What happens next is, everyone arrives late.
Then, as the storytime lady reads the story, children AND parents, push and step on people until they are at the front of the room and then sit on people's feet who are already there. This creates bedlam and causes the children who are already there to miss parts of the story and also makes it impossible for the storytime lady to be able to read an entire story straight through. Once in a while the storytime lady will stop, reprimand the parents or children and then continue. It generally doesn't do anything but cause one or two children to cry.
Then there are the parents that drop their kids off at storytime because for some reason they consider this half hour program a viable daycare solution. I'm not sure why they do this but they must need to get something done at the library that their children cannot be a part of. It is especially fun when their child starts to freak out when they realize their Mom or Dad is gone and that creates another problem. Last week a child was wailing and wandering around outside the library because when storytime finished and their Mom was not there in the room, the child wandered away. The best part of this story is that everyone was walking past the child and not helping her, as if helping her would have somehow been too dificult or maybe upset the child more. Anyway - when the mother finally found the child, instead of hugging her and apologizing for having left her, she openly scolded her and blamed her for wandering off. This by the way is not cultural, parents do this the world around.
Once storytime is over the storytime lady puts pictures out for kids to take so you can go home and color them or sit in the library and color them. That way if your Mom has dropped you off and left, you can wait it out by coloring something pretty. The problem is that all the children AND parents push to the front of the room to grab 3 or 4 or 8 pictures for their kids which creates all this havoc but also means that when your kids finally get to the pictures, there will be none left. Last night a little girl grabbed 4 pictures and then while her sister tried to get one from her, held them over her head and pushed her sister by the neck to keep her away as she walked out of the room. When her mother asked her why she didn't give one to her little sister (who is in tears by now) she shouted angrily, "I got 3 for her!" and then stomped away. It was classic.
Lastly the children and some parents saunter out of the library and into the parking lot where I continually am amazed that there aren't more reports of children being run over by cars because no one holds their child's hand in the parking lot and kids are running around like it is a playground. How these children stay alive in their countires of origin is beyond me, it is terrifying to think of. I know that there are countries where the infant mortality rate is higher than ours but I tend to think it is because they are being hit by cars because their parents do not require them to hold hands when walking in the street.
There was a caucasian woman last month who picked up her 2 year old old after 10 minutes of angry comments and left storytime because she couldn't handle the cultural diversity and the social norms of people outside of her ethnic group. As you can see, I am an ambassador for our country in a sea of cultural diversity. And while I feel like a salmon swimming upstream, at least I continue to swim.

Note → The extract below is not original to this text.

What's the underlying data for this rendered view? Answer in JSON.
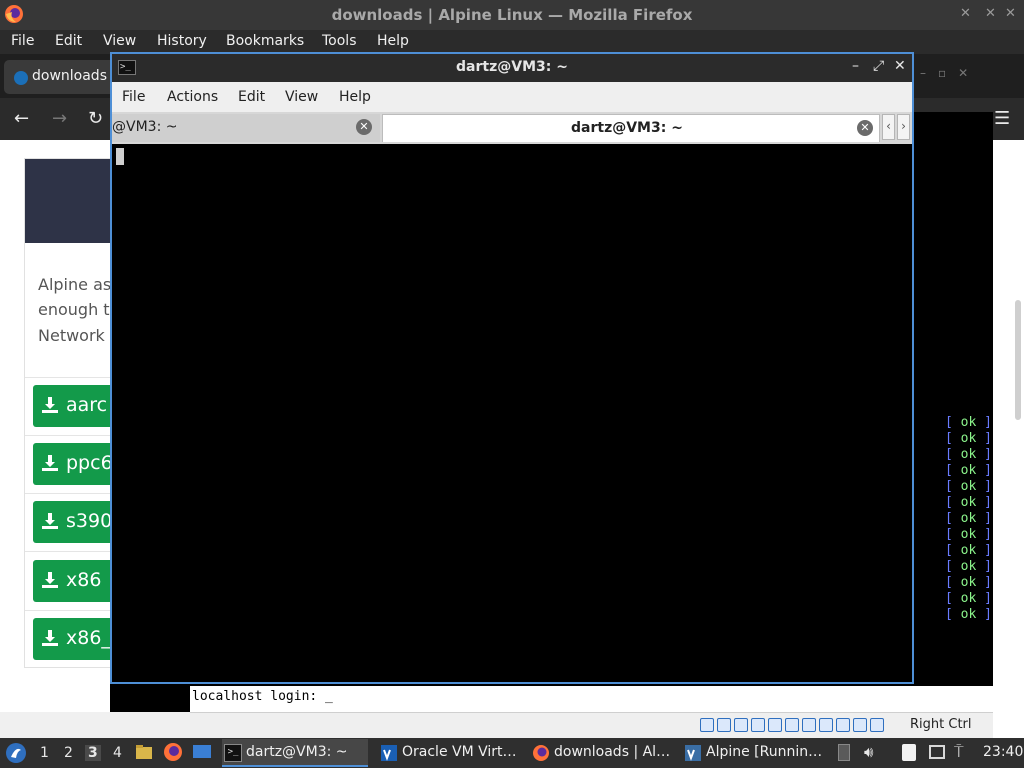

Wednesday, February 3, 2010
We are moving . . . . again. We live in Cupertino in a house that is not habitable and are moving after a year and a half due in part to being told we have to move and also having a serious mold problem. When we moved here a year and a half ago, I did not like the house and I still do not like our house. I actually hate it now that we are being forced to leave and hate the way it smells. It smells like clothes that have dried inside, mildewy and sweaty.

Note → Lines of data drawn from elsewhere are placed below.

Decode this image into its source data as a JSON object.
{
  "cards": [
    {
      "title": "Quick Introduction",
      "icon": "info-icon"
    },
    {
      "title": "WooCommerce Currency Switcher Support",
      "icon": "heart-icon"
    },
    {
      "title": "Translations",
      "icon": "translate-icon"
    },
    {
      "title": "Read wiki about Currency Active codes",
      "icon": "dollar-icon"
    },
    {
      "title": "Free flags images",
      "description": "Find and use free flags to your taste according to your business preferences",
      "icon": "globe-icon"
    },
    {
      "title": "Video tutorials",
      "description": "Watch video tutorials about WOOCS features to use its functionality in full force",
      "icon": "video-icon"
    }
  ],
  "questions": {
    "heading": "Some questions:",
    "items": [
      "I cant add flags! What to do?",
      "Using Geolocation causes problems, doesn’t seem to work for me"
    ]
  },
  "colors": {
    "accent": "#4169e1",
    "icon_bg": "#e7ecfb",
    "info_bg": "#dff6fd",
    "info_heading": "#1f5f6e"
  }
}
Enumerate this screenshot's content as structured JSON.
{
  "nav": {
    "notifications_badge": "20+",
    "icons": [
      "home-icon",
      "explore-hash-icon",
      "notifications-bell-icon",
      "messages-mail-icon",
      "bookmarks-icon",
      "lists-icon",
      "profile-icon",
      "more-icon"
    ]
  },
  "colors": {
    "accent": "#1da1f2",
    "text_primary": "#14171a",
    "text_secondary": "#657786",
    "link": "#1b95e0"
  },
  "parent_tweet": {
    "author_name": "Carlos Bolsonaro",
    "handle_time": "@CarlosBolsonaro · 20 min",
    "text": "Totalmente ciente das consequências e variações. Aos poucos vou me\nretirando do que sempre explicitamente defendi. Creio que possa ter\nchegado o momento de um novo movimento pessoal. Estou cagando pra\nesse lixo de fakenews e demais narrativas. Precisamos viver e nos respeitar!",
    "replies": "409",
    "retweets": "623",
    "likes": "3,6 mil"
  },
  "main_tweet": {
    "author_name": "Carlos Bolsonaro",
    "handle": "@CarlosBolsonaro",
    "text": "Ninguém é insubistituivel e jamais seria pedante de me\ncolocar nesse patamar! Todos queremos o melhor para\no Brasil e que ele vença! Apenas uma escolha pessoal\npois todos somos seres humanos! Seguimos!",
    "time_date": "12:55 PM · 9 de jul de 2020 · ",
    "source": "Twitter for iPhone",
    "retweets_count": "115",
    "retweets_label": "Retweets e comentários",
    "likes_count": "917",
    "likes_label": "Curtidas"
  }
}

The landlord called me and told me that he was going to move into the house and so we needed to move out. He said that he had been advised by his "tax attorney" that he needed to move in due to some kind of tax law that said he didn't have to pay property tax as long as he lived in the house for 2 years. To which I jokingly replied, "so I guess we will be roommates?". He then told me that we had 30 to 60 days to find a place, he wasn't throwing us out but since the heater had never been fixed and the mold was becomign an issue, it was probably a good thing, we didn't want kids around that.

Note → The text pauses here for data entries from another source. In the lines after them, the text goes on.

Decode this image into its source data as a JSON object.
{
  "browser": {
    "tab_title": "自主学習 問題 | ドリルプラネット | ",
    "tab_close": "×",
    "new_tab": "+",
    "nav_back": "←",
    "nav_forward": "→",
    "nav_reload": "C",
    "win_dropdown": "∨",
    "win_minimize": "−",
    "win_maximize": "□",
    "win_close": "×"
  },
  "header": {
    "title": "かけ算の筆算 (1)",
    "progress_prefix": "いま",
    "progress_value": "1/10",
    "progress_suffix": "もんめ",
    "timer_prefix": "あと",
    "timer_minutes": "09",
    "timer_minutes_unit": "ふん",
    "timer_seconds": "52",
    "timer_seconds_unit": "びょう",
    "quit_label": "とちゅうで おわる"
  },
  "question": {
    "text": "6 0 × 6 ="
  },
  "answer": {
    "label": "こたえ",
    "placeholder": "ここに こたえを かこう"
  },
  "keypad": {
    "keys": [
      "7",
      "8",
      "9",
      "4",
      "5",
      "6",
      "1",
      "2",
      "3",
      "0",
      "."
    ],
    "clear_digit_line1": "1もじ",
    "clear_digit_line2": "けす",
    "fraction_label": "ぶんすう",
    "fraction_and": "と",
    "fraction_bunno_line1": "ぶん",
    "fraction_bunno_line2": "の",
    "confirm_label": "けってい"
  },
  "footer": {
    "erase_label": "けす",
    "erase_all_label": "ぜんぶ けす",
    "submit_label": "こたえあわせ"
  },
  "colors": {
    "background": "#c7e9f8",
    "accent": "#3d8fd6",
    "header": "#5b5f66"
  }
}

Backup, backup, backup, we have 2 kids. I had called the landlord at least 3 times previously about a mold problem that we had discovered and that needed resolution. Originally the mold was isolated to a closet off the dining area but has also been discovered in other parts of the house since then. I also have been in dialogue with the landlord for a year and a half (2 winters) with regard to a wall heater that doesn't work and has never been fixed. As a result, we run a space heater in the kid's room on really cold nights and have bought really warm feather quilts for them to hunker down under.
We found a house, in under 24 hours. We even filled out all the paperwork and got approved and met our new property manager in under 24 hours. So I went back to the landlord and told him we were moving out in 2 weeks and we would like our security deposit back since we had to move so quickly so we can put it towards our new place. He totally balked and started to backtrack. Here is how it went "Oh, well I'll be out all that rent if you leave early, I had no idea you would be so quick, where are you going to, what will I do for rent, what good luck you had, I had no idea the market had so much availability . . . " and the kicker "by law you have to give me 30 days notice, so you can't move out early".
It is safe to say that I'm mad as hell. I'm madder than hell. I'm mad that everytime I walk from room to room, our house smells moldy and mildewy. I'm pissed that every day I spend in this house I have to pay even though it is probably not safe and a total dump. I am creeped out that after a year and a half of living here, everytime I come home from being gone for several hours, I'm struck by how stinky the house is when I first walk in.
We lived in Davis before moving to Cupertino and we rented for 3 years from a nice lady there. We rented 2 different houses from her and thought we had a great tenant/landlord relationship. The first house had cockroaches which were never cared for. When we moved out of the second house, she took $400 dollars of our deposit to cover a tree in the front yard that died, a TREE!
Someone wise once said, "Don't get mad, get even" and that is what I'm doing. I'm getting even. I'm tired of being a renter that gets taken advantaged of by savvy and cheap landlords. I'm tired of having my hard earned money taken from me to cover trees that I supposedly killed. I'm tired of living in houses that have mold growing in them and heaters that don't work and paying through the nose for it.
It is called Renters Insurance. If you don't have it, look into it.